MBDA’s Land Ceptor Air Defence System has successfully destroyed its target during an end-to-end system demonstration firing at the Vidsel Test Range in Sweden, an important milestone for the project prior to entry to service with the British Army.
Press Release: Land Ceptor utilises the proven Common Anti-air Modular Missile (CAMM) currently in production and delivering a common stockpile to meet the air defence needs of both the British Army and the Royal Navy (as Sea Ceptor). In British Army service Land Ceptor will replace the current Rapier Air Defence System and provides a step-change in capability, including over triple the range and the ability to intercept a much more challenging target set.The system demonstration trial showcased the maturity of the Land Ceptor system across a full engagement sequence. This included launcher deployment; munition loading; receipt of air tracks from a Giraffe-AMB radar; air track processing by Land Ceptor’s onboard command and control (C2) system; and execution of a full engagement chain, with two-way data exchange with the missile during its mid-course fly-out phase, and successful interception and destruction of a target using the missile’s seeker in the terminal phase.

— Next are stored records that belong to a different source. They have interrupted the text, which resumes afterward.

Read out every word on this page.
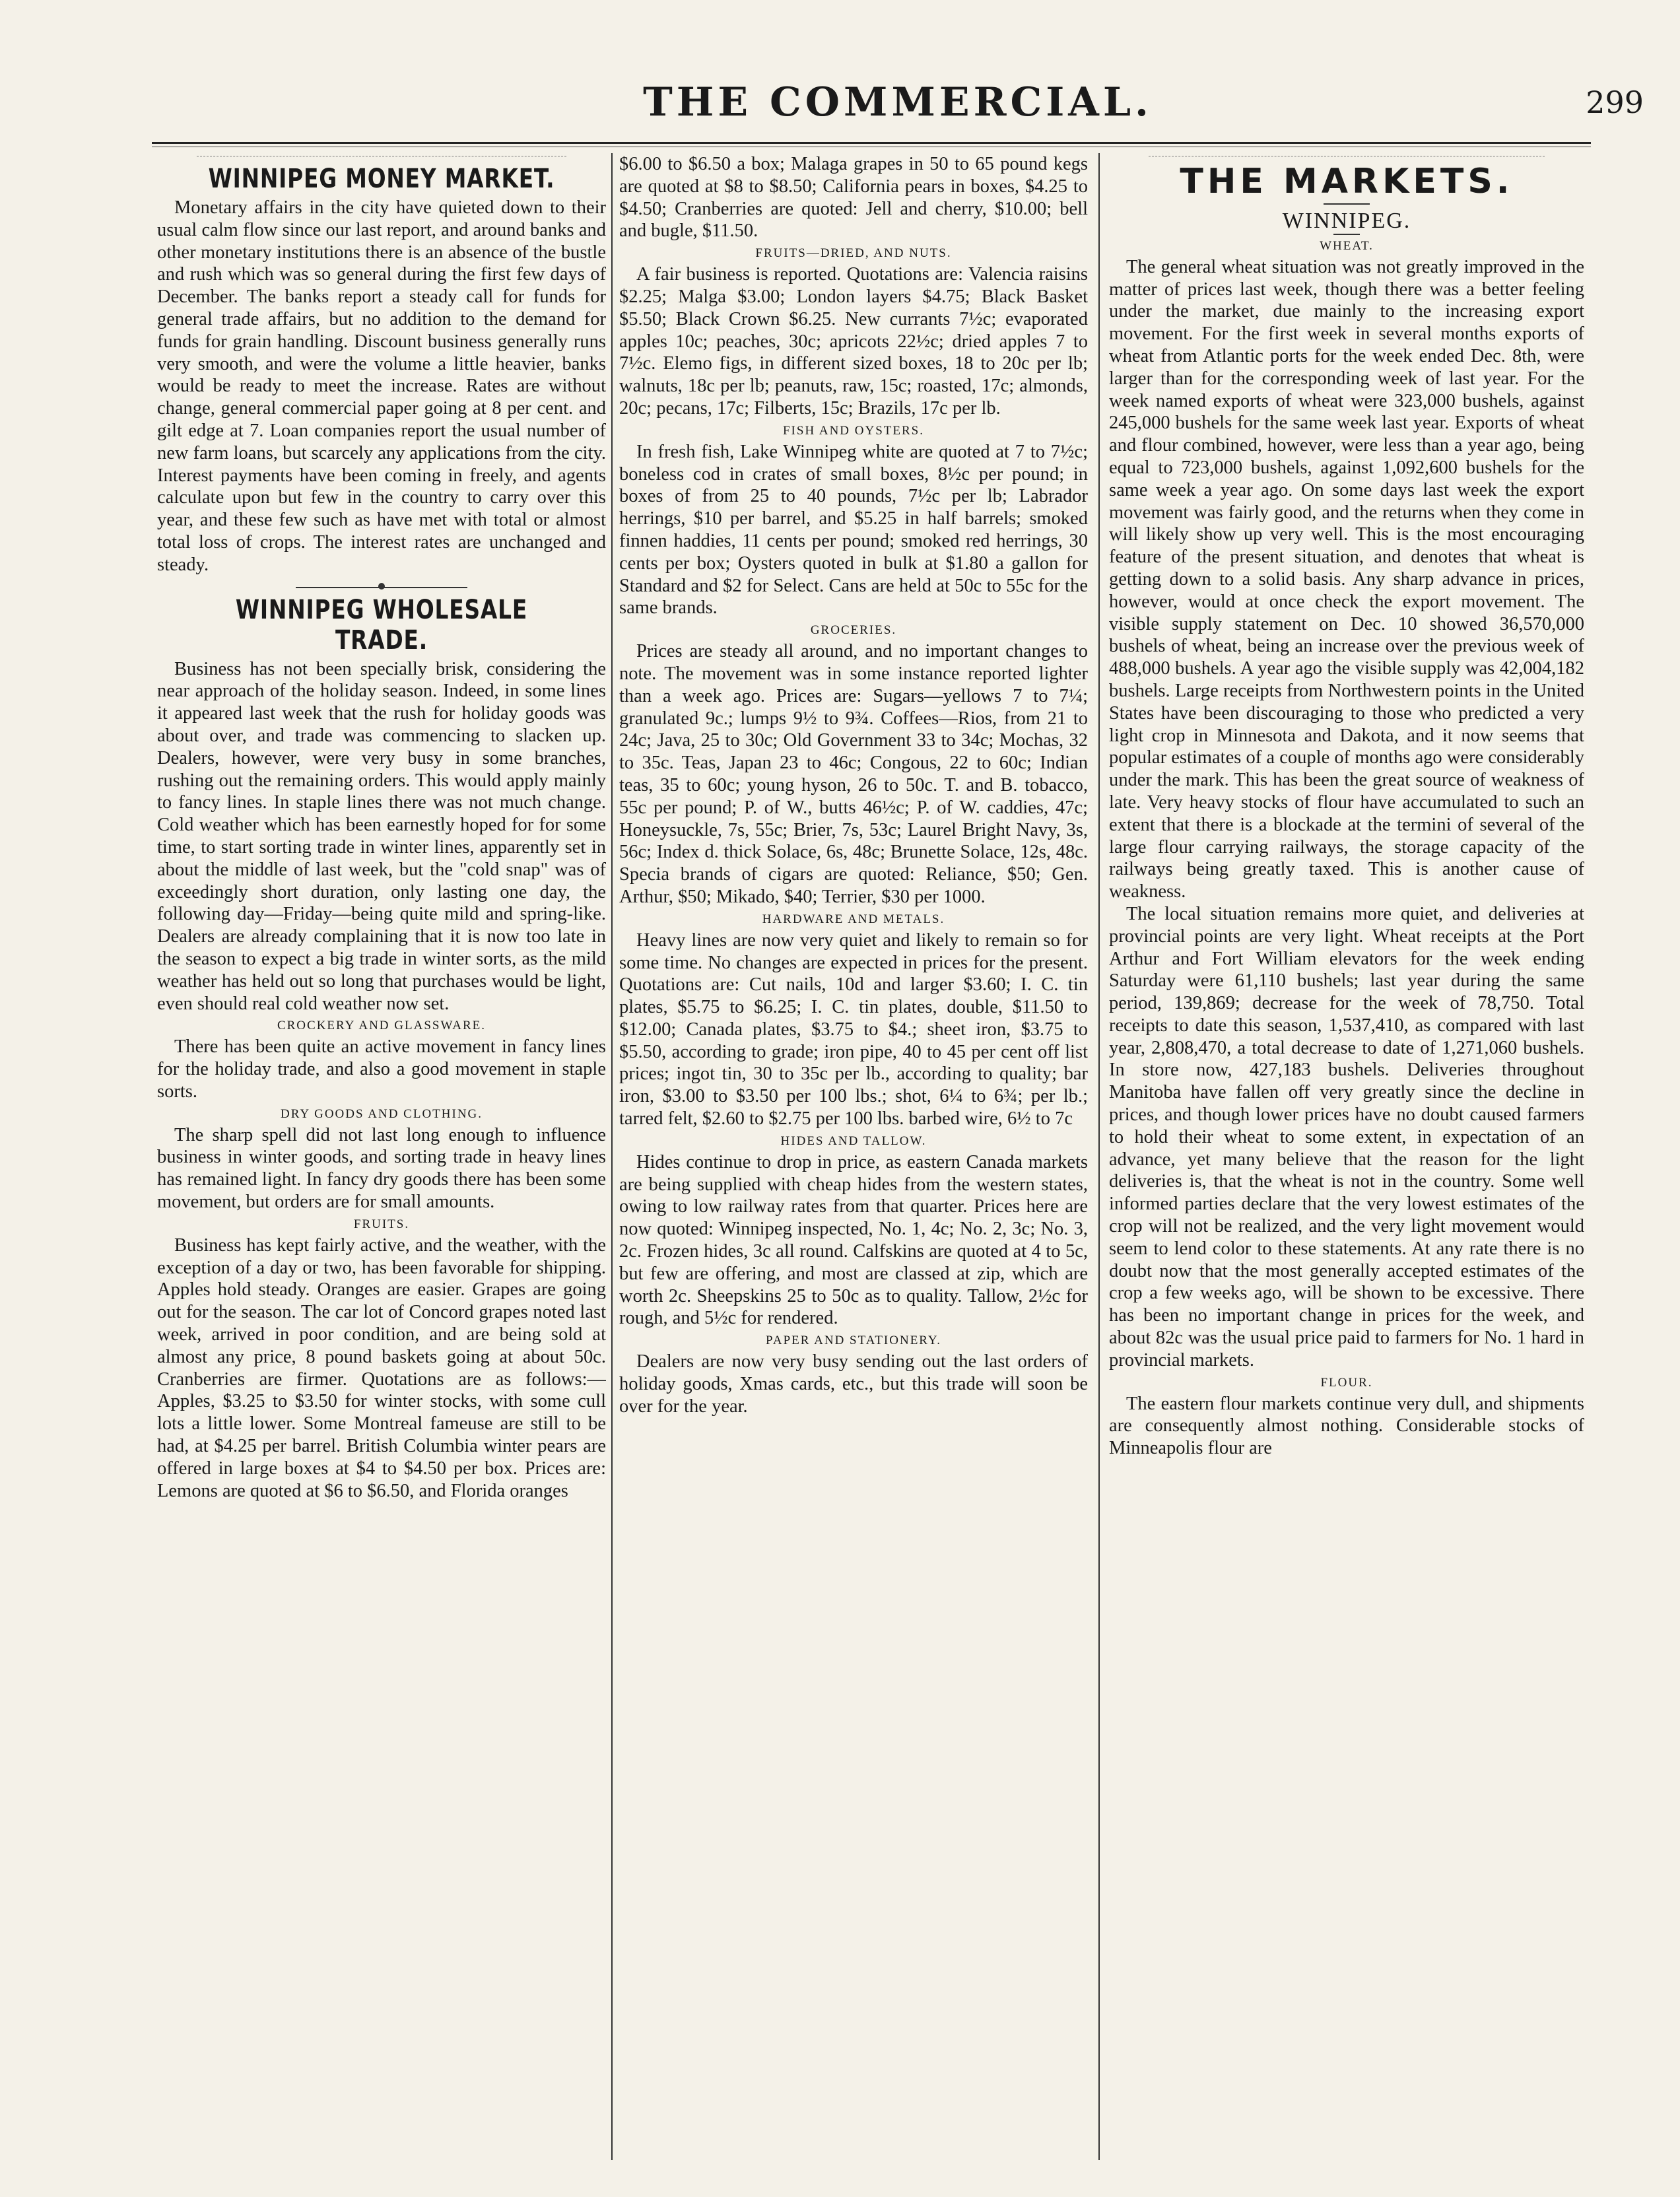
THE COMMERCIAL.	299
WINNIPEG MONEY MARKET.

Monetary affairs in the city have quieted down to their usual calm flow since our last report, and around banks and other monetary institutions there is an absence of the bustle and rush which was so general during the first few days of December. The banks report a steady call for funds for general trade affairs, but no addition to the demand for funds for grain handling. Discount business generally runs very smooth, and were the volume a little heavier, banks would be ready to meet the increase. Rates are without change, general commercial paper going at 8 per cent. and gilt edge at 7. Loan companies report the usual number of new farm loans, but scarcely any applications from the city. Interest payments have been coming in freely, and agents calculate upon but few in the country to carry over this year, and these few such as have met with total or almost total loss of crops. The interest rates are unchanged and steady.

WINNIPEG WHOLESALE TRADE.

Business has not been specially brisk, considering the near approach of the holiday season. Indeed, in some lines it appeared last week that the rush for holiday goods was about over, and trade was commencing to slacken up. Dealers, however, were very busy in some branches, rushing out the remaining orders. This would apply mainly to fancy lines. In staple lines there was not much change. Cold weather which has been earnestly hoped for for some time, to start sorting trade in winter lines, apparently set in about the middle of last week, but the "cold snap" was of exceedingly short duration, only lasting one day, the following day—Friday—being quite mild and spring-like. Dealers are already complaining that it is now too late in the season to expect a big trade in winter sorts, as the mild weather has held out so long that purchases would be light, even should real cold weather now set.

CROCKERY AND GLASSWARE.

There has been quite an active movement in fancy lines for the holiday trade, and also a good movement in staple sorts.

DRY GOODS AND CLOTHING.

The sharp spell did not last long enough to influence business in winter goods, and sorting trade in heavy lines has remained light. In fancy dry goods there has been some movement, but orders are for small amounts.

FRUITS.

Business has kept fairly active, and the weather, with the exception of a day or two, has been favorable for shipping. Apples hold steady. Oranges are easier. Grapes are going out for the season. The car lot of Concord grapes noted last week, arrived in poor condition, and are being sold at almost any price, 8 pound baskets going at about 50c. Cranberries are firmer. Quotations are as follows:—Apples, $3.25 to $3.50 for winter stocks, with some cull lots a little lower. Some Montreal fameuse are still to be had, at $4.25 per barrel. British Columbia winter pears are offered in large boxes at $4 to $4.50 per box. Prices are: Lemons are quoted at $6 to $6.50, and Florida oranges

$6.00 to $6.50 a box; Malaga grapes in 50 to 65 pound kegs are quoted at $8 to $8.50; California pears in boxes, $4.25 to $4.50; Cranberries are quoted: Jell and cherry, $10.00; bell and bugle, $11.50.

FRUITS—DRIED, AND NUTS.

A fair business is reported. Quotations are: Valencia raisins $2.25; Malga $3.00; London layers $4.75; Black Basket $5.50; Black Crown $6.25. New currants 7½c; evaporated apples 10c; peaches, 30c; apricots 22½c; dried apples 7 to 7½c. Elemo figs, in different sized boxes, 18 to 20c per lb; walnuts, 18c per lb; peanuts, raw, 15c; roasted, 17c; almonds, 20c; pecans, 17c; Filberts, 15c; Brazils, 17c per lb.

FISH AND OYSTERS.

In fresh fish, Lake Winnipeg white are quoted at 7 to 7½c; boneless cod in crates of small boxes, 8½c per pound; in boxes of from 25 to 40 pounds, 7½c per lb; Labrador herrings, $10 per barrel, and $5.25 in half barrels; smoked finnen haddies, 11 cents per pound; smoked red herrings, 30 cents per box; Oysters quoted in bulk at $1.80 a gallon for Standard and $2 for Select. Cans are held at 50c to 55c for the same brands.

GROCERIES.

Prices are steady all around, and no important changes to note. The movement was in some instance reported lighter than a week ago. Prices are: Sugars—yellows 7 to 7¼; granulated 9c.; lumps 9½ to 9¾. Coffees—Rios, from 21 to 24c; Java, 25 to 30c; Old Government 33 to 34c; Mochas, 32 to 35c. Teas, Japan 23 to 46c; Congous, 22 to 60c; Indian teas, 35 to 60c; young hyson, 26 to 50c. T. and B. tobacco, 55c per pound; P. of W., butts 46½c; P. of W. caddies, 47c; Honeysuckle, 7s, 55c; Brier, 7s, 53c; Laurel Bright Navy, 3s, 56c; Index d. thick Solace, 6s, 48c; Brunette Solace, 12s, 48c. Specia brands of cigars are quoted: Reliance, $50; Gen. Arthur, $50; Mikado, $40; Terrier, $30 per 1000.

HARDWARE AND METALS.

Heavy lines are now very quiet and likely to remain so for some time. No changes are expected in prices for the present. Quotations are: Cut nails, 10d and larger $3.60; I. C. tin plates, $5.75 to $6.25; I. C. tin plates, double, $11.50 to $12.00; Canada plates, $3.75 to $4.; sheet iron, $3.75 to $5.50, according to grade; iron pipe, 40 to 45 per cent off list prices; ingot tin, 30 to 35c per lb., according to quality; bar iron, $3.00 to $3.50 per 100 lbs.; shot, 6¼ to 6¾; per lb.; tarred felt, $2.60 to $2.75 per 100 lbs. barbed wire, 6½ to 7c

HIDES AND TALLOW.

Hides continue to drop in price, as eastern Canada markets are being supplied with cheap hides from the western states, owing to low railway rates from that quarter. Prices here are now quoted: Winnipeg inspected, No. 1, 4c; No. 2, 3c; No. 3, 2c. Frozen hides, 3c all round. Calfskins are quoted at 4 to 5c, but few are offering, and most are classed at zip, which are worth 2c. Sheepskins 25 to 50c as to quality. Tallow, 2½c for rough, and 5½c for rendered.

PAPER AND STATIONERY.

Dealers are now very busy sending out the last orders of holiday goods, Xmas cards, etc., but this trade will soon be over for the year.

THE MARKETS.
WINNIPEG.
WHEAT.

The general wheat situation was not greatly improved in the matter of prices last week, though there was a better feeling under the market, due mainly to the increasing export movement. For the first week in several months exports of wheat from Atlantic ports for the week ended Dec. 8th, were larger than for the corresponding week of last year. For the week named exports of wheat were 323,000 bushels, against 245,000 bushels for the same week last year. Exports of wheat and flour combined, however, were less than a year ago, being equal to 723,000 bushels, against 1,092,600 bushels for the same week a year ago. On some days last week the export movement was fairly good, and the returns when they come in will likely show up very well. This is the most encouraging feature of the present situation, and denotes that wheat is getting down to a solid basis. Any sharp advance in prices, however, would at once check the export movement. The visible supply statement on Dec. 10 showed 36,570,000 bushels of wheat, being an increase over the previous week of 488,000 bushels. A year ago the visible supply was 42,004,182 bushels. Large receipts from Northwestern points in the United States have been discouraging to those who predicted a very light crop in Minnesota and Dakota, and it now seems that popular estimates of a couple of months ago were considerably under the mark. This has been the great source of weakness of late. Very heavy stocks of flour have accumulated to such an extent that there is a blockade at the termini of several of the large flour carrying railways, the storage capacity of the railways being greatly taxed. This is another cause of weakness.

The local situation remains more quiet, and deliveries at provincial points are very light. Wheat receipts at the Port Arthur and Fort William elevators for the week ending Saturday were 61,110 bushels; last year during the same period, 139,869; decrease for the week of 78,750. Total receipts to date this season, 1,537,410, as compared with last year, 2,808,470, a total decrease to date of 1,271,060 bushels. In store now, 427,183 bushels. Deliveries throughout Manitoba have fallen off very greatly since the decline in prices, and though lower prices have no doubt caused farmers to hold their wheat to some extent, in expectation of an advance, yet many believe that the reason for the light deliveries is, that the wheat is not in the country. Some well informed parties declare that the very lowest estimates of the crop will not be realized, and the very light movement would seem to lend color to these statements. At any rate there is no doubt now that the most generally accepted estimates of the crop a few weeks ago, will be shown to be excessive. There has been no important change in prices for the week, and about 82c was the usual price paid to farmers for No. 1 hard in provincial markets.

FLOUR.

The eastern flour markets continue very dull, and shipments are consequently almost nothing. Considerable stocks of Minneapolis flour are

Land Ceptor with CAMM is the latest generation of air defence system, providing exceptional capability from very short ranges (VSHORAD) below 1 km into the medium range air defence (MRAD) tier beyond 25km. Key features of CAMM are its next generation solid-state active radar seeker, two way data-link, low-signature rocket motor and its 360° soft-vertical launch system. These combine to enable the missile to rapidly intercept the most challenging and dangerous of threats including saturation attacks from precision guided munitions and manoeuvring high-speed missiles emerging late from low altitude and from multiple directions simultaneously.

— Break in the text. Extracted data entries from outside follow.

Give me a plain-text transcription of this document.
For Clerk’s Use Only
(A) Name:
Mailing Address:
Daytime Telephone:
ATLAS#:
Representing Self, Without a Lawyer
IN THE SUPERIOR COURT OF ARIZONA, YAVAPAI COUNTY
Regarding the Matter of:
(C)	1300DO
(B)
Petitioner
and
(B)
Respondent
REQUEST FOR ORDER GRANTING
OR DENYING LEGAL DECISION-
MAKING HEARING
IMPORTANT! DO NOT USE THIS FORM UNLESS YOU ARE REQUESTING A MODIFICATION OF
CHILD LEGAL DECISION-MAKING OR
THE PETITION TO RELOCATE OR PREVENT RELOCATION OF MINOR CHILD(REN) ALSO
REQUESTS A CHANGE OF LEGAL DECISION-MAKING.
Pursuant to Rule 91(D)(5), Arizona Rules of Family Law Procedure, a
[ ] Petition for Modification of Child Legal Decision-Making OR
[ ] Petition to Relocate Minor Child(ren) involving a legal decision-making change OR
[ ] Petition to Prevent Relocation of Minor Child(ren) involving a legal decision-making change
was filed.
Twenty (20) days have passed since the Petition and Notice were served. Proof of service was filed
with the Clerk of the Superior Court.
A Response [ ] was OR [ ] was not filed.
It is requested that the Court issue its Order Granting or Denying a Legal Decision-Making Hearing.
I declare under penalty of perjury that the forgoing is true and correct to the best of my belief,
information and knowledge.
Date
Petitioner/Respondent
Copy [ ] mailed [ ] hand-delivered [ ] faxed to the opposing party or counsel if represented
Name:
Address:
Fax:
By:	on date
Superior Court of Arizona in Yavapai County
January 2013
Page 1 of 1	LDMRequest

The demonstration in Vidsel coincides with the transition into production of the Land Ceptor weapon system, which will now undergo system-of-system integration and test as part of the British Army’s Sky Sabre air defence architecture. It is the latest in a series of highly successful trials of CAMM and its related systems over several years that have consistently proven its maturity and game changing performance.